Fund for the Replacement of Animals in Medical Experiments (FRAME), a medical research charity that aims to reduce the number of animals used in scientific testing, was awarded a total of £29,000 in February 2022 to fund three projects with the potential to replace animal use in biomedical research. In May 2022, DDW heard from FRAME’s Education and Outreach Manager Amy Beale, who discussed how current legislative and regulatory requirements for animal research could be strengthened to help prevent animal experiments and accelerate change. She also considers the factors influencing the lack of change within animal research, such as the ‘outdated’ view held by some researchers that animal tests are the ‘gold standard’, or the issue that animal use has been happening for decades, meaning there is a wealth of data. She said: “In the ongoing move away from animal research methods and the continuing development of non-animal methods that can provide the same, or more relevant information, there is a struggle to evidence the existence and value of modern ‘alternatives.’”

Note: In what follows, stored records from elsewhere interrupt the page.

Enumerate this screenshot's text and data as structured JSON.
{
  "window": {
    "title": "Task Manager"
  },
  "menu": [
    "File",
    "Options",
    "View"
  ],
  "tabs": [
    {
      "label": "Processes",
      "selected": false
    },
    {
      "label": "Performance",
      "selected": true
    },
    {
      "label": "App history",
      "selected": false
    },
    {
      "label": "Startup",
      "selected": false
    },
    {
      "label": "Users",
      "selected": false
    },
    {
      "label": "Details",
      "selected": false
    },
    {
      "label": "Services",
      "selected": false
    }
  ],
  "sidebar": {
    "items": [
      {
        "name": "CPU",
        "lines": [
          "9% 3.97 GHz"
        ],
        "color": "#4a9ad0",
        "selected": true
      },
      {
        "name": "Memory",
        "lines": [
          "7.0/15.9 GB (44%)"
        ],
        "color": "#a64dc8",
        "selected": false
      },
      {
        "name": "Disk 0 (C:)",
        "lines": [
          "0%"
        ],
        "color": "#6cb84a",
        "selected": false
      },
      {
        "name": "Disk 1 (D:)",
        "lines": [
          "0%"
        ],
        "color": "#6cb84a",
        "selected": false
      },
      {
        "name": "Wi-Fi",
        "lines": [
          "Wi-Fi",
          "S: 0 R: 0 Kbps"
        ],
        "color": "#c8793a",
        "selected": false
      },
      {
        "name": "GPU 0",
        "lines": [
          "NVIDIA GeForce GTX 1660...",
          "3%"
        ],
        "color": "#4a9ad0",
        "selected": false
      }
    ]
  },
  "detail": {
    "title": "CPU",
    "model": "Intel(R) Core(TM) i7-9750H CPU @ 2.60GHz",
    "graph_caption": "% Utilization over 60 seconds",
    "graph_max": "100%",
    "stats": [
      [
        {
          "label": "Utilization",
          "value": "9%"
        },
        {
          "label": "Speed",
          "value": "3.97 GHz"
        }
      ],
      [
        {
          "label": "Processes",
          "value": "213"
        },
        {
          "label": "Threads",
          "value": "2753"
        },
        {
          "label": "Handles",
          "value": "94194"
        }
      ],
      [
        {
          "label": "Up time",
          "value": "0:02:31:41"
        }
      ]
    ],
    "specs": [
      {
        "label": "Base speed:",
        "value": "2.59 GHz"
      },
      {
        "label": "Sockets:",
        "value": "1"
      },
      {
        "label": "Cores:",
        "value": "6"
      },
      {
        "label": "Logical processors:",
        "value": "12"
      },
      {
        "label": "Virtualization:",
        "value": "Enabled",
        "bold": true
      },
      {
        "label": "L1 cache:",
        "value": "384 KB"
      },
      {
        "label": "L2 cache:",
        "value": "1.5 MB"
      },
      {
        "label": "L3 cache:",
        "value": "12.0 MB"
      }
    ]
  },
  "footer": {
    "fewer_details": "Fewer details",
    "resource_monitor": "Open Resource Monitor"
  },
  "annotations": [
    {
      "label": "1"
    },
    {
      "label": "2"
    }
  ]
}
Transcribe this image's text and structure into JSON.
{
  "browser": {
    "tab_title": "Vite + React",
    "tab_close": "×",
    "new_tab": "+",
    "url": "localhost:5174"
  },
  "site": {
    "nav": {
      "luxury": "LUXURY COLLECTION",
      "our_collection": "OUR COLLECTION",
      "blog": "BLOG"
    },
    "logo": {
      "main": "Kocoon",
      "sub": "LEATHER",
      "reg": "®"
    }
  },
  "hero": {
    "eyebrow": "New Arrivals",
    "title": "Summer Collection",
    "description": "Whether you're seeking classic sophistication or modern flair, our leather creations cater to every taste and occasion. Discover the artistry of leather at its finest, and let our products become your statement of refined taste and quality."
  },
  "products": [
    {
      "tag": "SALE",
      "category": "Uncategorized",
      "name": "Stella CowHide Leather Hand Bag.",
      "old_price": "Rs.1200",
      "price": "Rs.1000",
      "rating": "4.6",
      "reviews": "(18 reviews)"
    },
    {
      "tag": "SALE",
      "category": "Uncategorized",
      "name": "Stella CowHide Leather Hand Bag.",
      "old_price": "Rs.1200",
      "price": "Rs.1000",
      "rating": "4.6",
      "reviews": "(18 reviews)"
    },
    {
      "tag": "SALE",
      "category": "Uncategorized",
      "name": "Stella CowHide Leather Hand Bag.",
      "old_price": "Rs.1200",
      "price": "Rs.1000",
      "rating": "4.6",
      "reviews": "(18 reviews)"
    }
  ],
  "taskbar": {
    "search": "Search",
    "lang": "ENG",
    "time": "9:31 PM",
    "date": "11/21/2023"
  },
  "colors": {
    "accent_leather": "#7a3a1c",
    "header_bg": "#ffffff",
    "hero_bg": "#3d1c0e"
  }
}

It seems unlikely that the FDA would ever suggest total abandonment of animal models – or rather, that this would happen any time soon until more evidence and data suggests it is a viable alternative. However, that does not prevent continued legislation that encourages reliable substitute methods and urges scientists to work on a case-by-case basis in this regard, while it also does not prevent scientists executing a degree of caution when choosing alternatives. Aliasger Salem, a professor at the University of Iowa’s College of Pharmacy, told NPR: “Companies need to be aware of the limitations of those technologies and their ability to identify or not identify potential toxicities. You don’t want to shift to systems that might not capture all of the types of toxicities that have been seen in the past without ensuring that the methods that you have will capture that.”5
As is to be expected in this industry, such caution is evident in collaborations such as that between the FDA and CN Bio, who have expanded their collaboration for the second time, with new research aiming to evaluate multi-organ microphysiological systems (MPS) using the PhysioMimix Multi-organ System. As reported by DDW, the system will initially be investigated for improving the preclinical estimation of human drug bioavailability compared to standard animal models.
This legislation, though arguably the tip of the iceberg, seems like a positive step change for the drug discovery industry.